I would bet my vocal chords that some notable thinker once said something along the lines of “Every great city must have a great opera house.” Regardless of who said it and when, it’s true, and Denver has that criterion nailed with its lovely Ellie Caulkins Opera House.
The Ellie is one of our fair city’s most beautiful and historically significant buildings. But what makes it special to me is the diversity and quality of performances that play there. Sure, it hosts operas – Romeo and Juliet will be killing themselves (while singing!) there on Friday night and again on Sunday afternoon – but it also hosts ballet, musicals, speeches and comedy.
Twice in the last six months I’ve been fortunate enough to enjoy some of the Ellie’s finer features – it’s a world-class acoustical hall designed in the lyric style, with three tiers of curving balconies, uninterrupted sight lines from every seat onto a deep and wide stage, sleek staircases, and flying bridges that pull patrons into the hall – before being reduced to a convulsing, laughing-to-tears, barely-able-to-breathe mess.
First it was The Book of Mormon, the internationally acclaimed musical written in large part by Colorado natives and South Park creators Trey Parker and Matt Stone. The show is currently packing other auditoriums around the country, but one can hope that the Ellie will be hosting our favorite musical missionaries again soon.
Next was comedian Lewis Black, noted Daily Show contributor, political commentator, author and crankpot.

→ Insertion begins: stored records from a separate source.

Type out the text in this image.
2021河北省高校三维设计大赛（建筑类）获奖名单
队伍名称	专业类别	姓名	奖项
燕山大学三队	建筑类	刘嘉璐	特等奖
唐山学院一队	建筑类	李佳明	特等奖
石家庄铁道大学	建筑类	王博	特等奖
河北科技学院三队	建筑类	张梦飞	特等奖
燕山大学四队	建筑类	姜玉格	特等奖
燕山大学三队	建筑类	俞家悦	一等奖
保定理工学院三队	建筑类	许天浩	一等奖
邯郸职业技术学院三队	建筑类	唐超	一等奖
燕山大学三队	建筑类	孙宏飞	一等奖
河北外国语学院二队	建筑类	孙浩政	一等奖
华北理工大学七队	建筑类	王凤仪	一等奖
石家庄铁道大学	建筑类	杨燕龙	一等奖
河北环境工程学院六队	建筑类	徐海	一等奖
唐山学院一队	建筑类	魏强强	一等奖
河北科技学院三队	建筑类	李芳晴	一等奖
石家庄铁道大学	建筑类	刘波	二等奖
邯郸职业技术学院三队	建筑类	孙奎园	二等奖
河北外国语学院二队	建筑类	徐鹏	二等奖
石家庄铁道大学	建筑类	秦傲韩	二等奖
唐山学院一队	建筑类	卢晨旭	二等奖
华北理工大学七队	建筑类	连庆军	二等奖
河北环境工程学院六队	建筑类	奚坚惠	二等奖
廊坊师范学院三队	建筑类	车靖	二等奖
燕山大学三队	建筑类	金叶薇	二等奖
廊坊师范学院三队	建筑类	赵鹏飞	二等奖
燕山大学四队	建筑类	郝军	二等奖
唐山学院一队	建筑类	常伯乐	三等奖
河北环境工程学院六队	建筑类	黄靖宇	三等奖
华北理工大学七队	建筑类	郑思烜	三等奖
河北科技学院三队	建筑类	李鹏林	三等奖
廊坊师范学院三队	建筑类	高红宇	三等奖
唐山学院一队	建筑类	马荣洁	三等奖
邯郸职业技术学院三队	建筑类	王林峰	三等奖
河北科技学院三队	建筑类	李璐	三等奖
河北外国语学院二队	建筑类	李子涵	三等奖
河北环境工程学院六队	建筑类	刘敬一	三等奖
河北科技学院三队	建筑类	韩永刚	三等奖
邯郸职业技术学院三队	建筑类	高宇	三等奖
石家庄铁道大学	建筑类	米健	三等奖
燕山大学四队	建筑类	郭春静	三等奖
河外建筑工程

Lew pointed out the Ellie’s grandeur before reminding us that the key difference between our two major political parties is that one is dumb while the other is stupid.
While I’m not sure exactly when the next hilarious performance at the Ellie will have me choking on my gin and tonic, I’m certain there will be many, and I hope you will join me there.
In the meantime, if you’re interested in the aforementioned historical significance of our local opera house and want to learn more about its beautiful architecture, check out Doors Open Denver April 13-14. The free event allows you to tour the spectacular Denver buildings you see every day but may never have entered. If you haven’t experienced the Ellie up close, don’t miss this opportunity.